Writing  The engraved ostrich eggshells of Diepkloof show that modern humans have used graphical symbols to convey meaning for at least 100,000 years. But genuine writing was only invented about 5000 years ago. Now people could record information and pass it between places and generations. Cultural evolution would never be the same again.Writing also provided a means to convey hopes and fears, revealing how subsequent innovations had affected the human psyche. Some of the world's oldest texts, from the Mesopotamian city-state of Lagash, rail against the spiralling taxes exacted by a corrupt ruling class. Soon afterwards, King Urukagina of Lagash wrote what is thought to be the first documented legal code. He has gained a reputation as the earliest social reformer, creating laws to limit the excesses of the rich, for instance, but his decrees also entrench the inferior social position of women. One details penalties for adulterous women, but makes no mention of adulterous men. Despite all our revolutionary changes, humanity still had some way to go.

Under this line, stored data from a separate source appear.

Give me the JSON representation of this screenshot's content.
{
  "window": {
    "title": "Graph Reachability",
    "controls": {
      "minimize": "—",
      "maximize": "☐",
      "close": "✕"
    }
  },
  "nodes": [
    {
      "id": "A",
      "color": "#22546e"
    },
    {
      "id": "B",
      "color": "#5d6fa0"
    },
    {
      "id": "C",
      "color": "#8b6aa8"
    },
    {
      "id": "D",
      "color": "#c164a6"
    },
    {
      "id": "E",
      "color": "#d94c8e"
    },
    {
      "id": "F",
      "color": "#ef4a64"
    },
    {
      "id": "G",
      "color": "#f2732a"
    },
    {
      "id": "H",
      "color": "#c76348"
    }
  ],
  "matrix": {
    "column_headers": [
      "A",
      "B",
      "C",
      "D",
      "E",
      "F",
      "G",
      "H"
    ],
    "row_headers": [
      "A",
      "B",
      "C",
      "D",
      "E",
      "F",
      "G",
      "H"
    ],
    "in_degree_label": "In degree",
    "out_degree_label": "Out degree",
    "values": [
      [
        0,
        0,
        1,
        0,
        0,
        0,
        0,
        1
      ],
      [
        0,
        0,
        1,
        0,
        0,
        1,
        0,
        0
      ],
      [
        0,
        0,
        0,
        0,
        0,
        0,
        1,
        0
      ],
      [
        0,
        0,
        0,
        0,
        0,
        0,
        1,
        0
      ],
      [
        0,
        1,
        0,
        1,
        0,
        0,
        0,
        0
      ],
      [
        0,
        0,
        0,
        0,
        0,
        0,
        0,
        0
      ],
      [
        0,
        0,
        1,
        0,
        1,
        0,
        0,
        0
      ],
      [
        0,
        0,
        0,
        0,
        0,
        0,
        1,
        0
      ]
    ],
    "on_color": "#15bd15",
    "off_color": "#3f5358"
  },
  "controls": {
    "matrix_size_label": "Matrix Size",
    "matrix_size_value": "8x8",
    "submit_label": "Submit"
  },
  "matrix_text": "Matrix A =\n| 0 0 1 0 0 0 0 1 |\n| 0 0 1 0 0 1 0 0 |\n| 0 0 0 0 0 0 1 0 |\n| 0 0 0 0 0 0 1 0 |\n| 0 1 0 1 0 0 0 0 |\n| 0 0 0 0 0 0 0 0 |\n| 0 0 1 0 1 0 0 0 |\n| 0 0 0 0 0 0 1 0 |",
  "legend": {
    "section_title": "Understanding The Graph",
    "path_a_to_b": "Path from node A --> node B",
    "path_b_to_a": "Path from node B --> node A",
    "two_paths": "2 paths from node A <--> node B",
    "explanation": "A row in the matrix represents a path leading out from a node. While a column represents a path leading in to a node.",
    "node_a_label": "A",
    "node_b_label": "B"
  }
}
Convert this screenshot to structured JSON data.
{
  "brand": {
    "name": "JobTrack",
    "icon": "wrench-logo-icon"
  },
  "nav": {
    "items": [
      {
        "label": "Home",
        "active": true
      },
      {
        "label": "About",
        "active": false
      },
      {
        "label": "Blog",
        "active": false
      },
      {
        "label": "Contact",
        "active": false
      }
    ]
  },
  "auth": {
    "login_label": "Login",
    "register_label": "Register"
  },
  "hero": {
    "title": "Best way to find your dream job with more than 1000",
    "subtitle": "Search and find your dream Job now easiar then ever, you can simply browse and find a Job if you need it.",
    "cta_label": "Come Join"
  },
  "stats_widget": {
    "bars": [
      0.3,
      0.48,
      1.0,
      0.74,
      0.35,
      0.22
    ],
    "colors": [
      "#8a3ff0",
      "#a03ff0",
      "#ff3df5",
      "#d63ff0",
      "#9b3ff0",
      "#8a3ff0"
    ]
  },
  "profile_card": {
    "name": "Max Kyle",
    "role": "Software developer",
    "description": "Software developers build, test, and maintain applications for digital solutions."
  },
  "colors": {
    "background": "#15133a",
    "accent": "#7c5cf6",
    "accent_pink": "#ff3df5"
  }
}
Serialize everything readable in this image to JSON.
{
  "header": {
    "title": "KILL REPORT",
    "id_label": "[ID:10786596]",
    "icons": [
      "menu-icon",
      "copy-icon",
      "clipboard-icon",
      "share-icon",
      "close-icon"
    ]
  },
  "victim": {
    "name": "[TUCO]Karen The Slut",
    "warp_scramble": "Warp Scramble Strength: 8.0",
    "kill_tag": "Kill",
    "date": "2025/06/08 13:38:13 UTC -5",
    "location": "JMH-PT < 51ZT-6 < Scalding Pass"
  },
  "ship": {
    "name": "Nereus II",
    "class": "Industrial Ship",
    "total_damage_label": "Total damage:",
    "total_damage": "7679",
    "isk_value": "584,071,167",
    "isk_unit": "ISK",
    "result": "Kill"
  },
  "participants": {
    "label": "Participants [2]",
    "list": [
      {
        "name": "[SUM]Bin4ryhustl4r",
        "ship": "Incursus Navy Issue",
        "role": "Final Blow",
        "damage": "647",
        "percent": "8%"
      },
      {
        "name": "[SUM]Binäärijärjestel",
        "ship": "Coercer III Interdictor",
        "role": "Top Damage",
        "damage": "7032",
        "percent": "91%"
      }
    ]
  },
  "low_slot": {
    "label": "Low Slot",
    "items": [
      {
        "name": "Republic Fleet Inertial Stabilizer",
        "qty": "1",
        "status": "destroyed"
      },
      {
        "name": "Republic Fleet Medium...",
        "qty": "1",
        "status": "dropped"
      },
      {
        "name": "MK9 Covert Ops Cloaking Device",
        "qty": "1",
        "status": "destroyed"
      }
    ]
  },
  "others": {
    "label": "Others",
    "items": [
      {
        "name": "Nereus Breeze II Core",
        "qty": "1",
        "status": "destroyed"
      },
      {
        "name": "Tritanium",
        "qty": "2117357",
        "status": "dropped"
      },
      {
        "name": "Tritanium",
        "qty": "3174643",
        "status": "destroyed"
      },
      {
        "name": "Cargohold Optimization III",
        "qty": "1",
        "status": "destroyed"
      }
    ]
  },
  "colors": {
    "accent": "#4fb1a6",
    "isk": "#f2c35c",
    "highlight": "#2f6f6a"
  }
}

For those who think there might have been some point at which humans could have averted disaster, at what point would that be in that great trajectory of acquiring tools and technology, as well as creativity, knowledge and the capacity for belief in spirituality?  To me they all seem inextricably linked.   I imagine how, as human minds began to grasp the concept of time and wonder about the cyclical patterns of seasons and celestial bodies, tremendous respect would be conferred upon anyone with enough brazen confidence to claim special knowledge or explanatory powers, and the shaman or priest would the possess fearsome abilities to influence others.
Glancing over a marvelous list of lost cities - of sophisticated societies from around the world that collapsed so completely they were often forgotten and lay buried for centuries under sand or jungle before being accidentally rediscovered - it is hard to give credence to the idea that there is anything unusual, or preventable, about overshoot and collapse.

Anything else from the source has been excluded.